Percutaneous dilational tracheostomy is a simple bedside procedure associated with a low complication rate. We recommend the use of endoscopic guidance to increase the safety of tracheal puncture and dilation procedure.
评估内镜引导在床边经皮扩张气管切开术中的价值。
一家大型社区医院的医疗重症监护病房。
71例需要长期机械通气的成年患者。
在可弯曲纤维支气管镜直视下,采用Ciaglia技术进行72例择期经皮扩张气管切开术。
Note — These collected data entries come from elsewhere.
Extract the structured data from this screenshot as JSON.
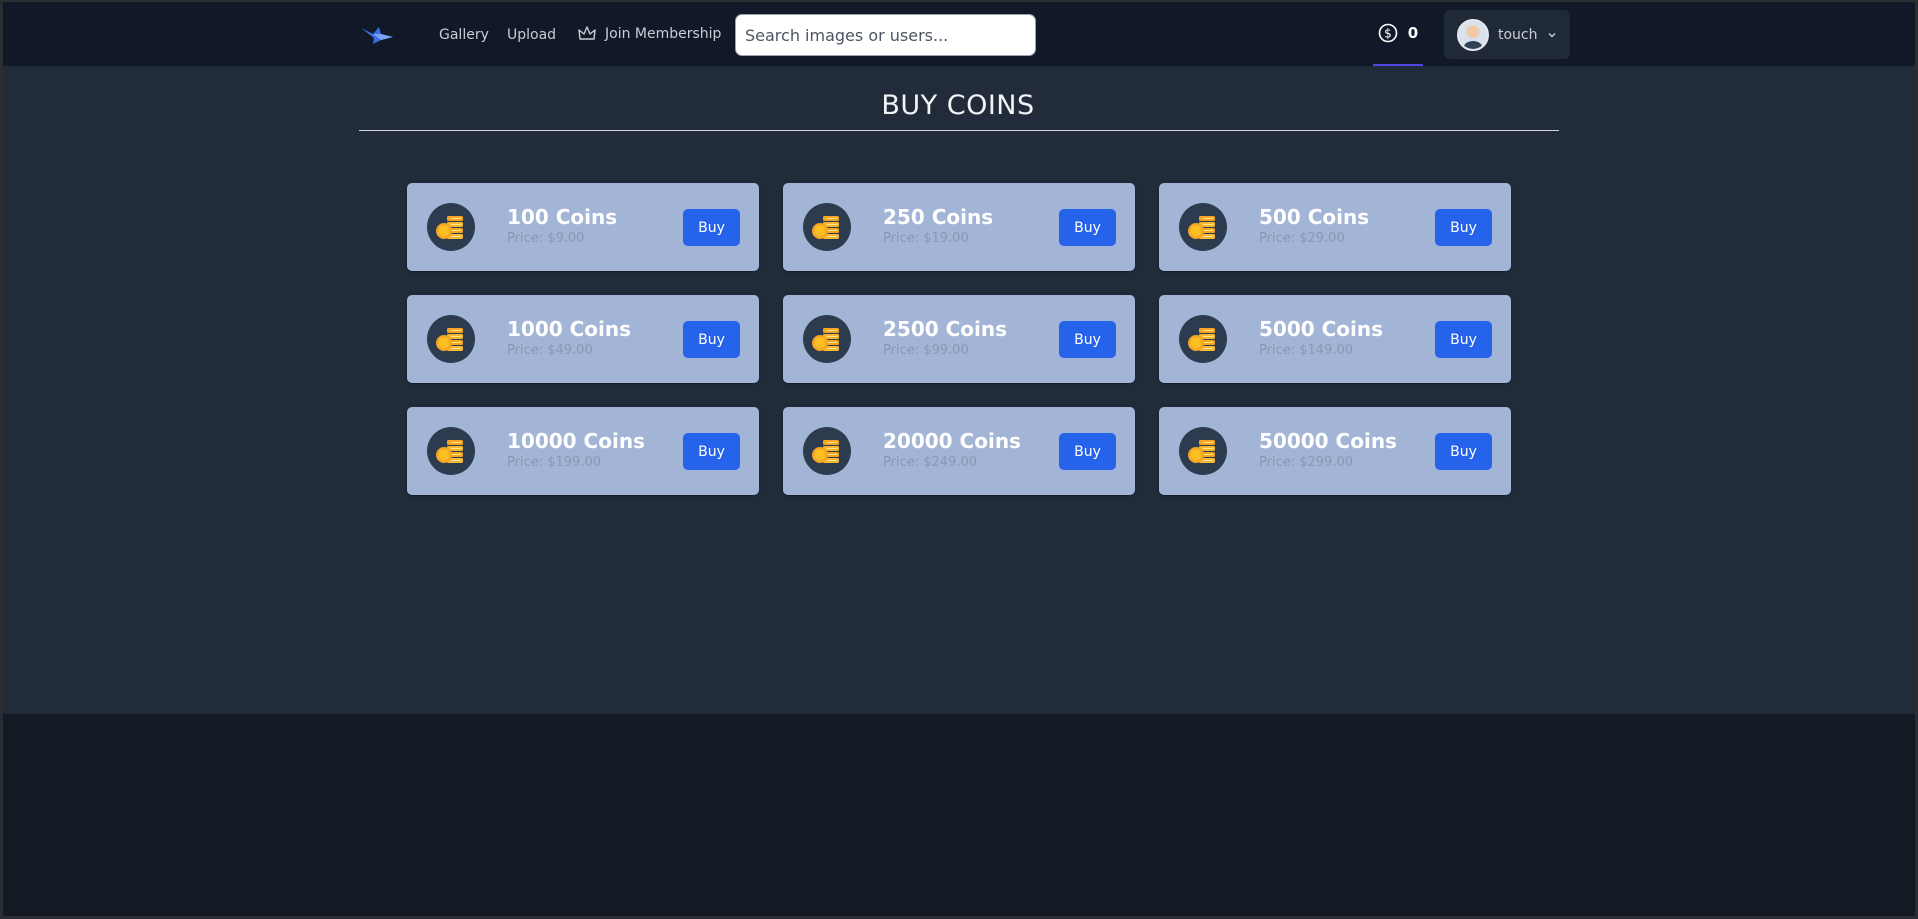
{
  "nav": {
    "links": [
      "Gallery",
      "Upload",
      "Join Membership"
    ],
    "search_placeholder": "Search images or users...",
    "coin_balance": "0",
    "username": "touch"
  },
  "main": {
    "title": "BUY COINS",
    "packages": [
      {
        "name": "100 Coins",
        "price": "Price: $9.00",
        "button": "Buy"
      },
      {
        "name": "250 Coins",
        "price": "Price: $19.00",
        "button": "Buy"
      },
      {
        "name": "500 Coins",
        "price": "Price: $29.00",
        "button": "Buy"
      },
      {
        "name": "1000 Coins",
        "price": "Price: $49.00",
        "button": "Buy"
      },
      {
        "name": "2500 Coins",
        "price": "Price: $99.00",
        "button": "Buy"
      },
      {
        "name": "5000 Coins",
        "price": "Price: $149.00",
        "button": "Buy"
      },
      {
        "name": "10000 Coins",
        "price": "Price: $199.00",
        "button": "Buy"
      },
      {
        "name": "20000 Coins",
        "price": "Price: $249.00",
        "button": "Buy"
      },
      {
        "name": "50000 Coins",
        "price": "Price: $299.00",
        "button": "Buy"
      }
    ]
  },
  "icons": {
    "logo": "bird-logo-icon",
    "membership": "crown-icon",
    "balance": "dollar-coin-icon",
    "user_menu": "chevron-down-icon",
    "package": "coin-stack-icon"
  },
  "colors": {
    "navbar_bg": "#111827",
    "main_bg": "#222b39",
    "card_bg": "#a3b5d6",
    "button_bg": "#2563eb",
    "active_underline": "#4f46e5"
  }
}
在气管切开术期间以及术后第2天和第7天对患者进行检查,出院时进行检查,若患者仍存活则在半年后进行检查。在内镜控制下,59例操作观察到正中穿刺正确。在72例手术中有13例(18%)最初检测到穿刺点偏中,所有病例均通过重新插入进行了纠正。未发现与经皮扩张气管切开术相关的严重并发症。4例(5.6%)患者出现轻微并发症,包括2例轻微出血、1例炎性浸润和1例气管后黏膜浅表损伤。长期随访发现3例患者有造口肉芽组织形成,其中1例位于气管部位。观察期末,14例(20%)患者仍在使用气管切开术,12例(17%)患者拔管。由于基础疾病严重,45例(63%)患者死亡。为便于脱机,3例患者使用了微型气管切开管。
经皮扩张气管切开术是一种简单的床边操作,并发症发生率低。我们建议使用内镜引导以提高气管穿刺和扩张操作的安全性。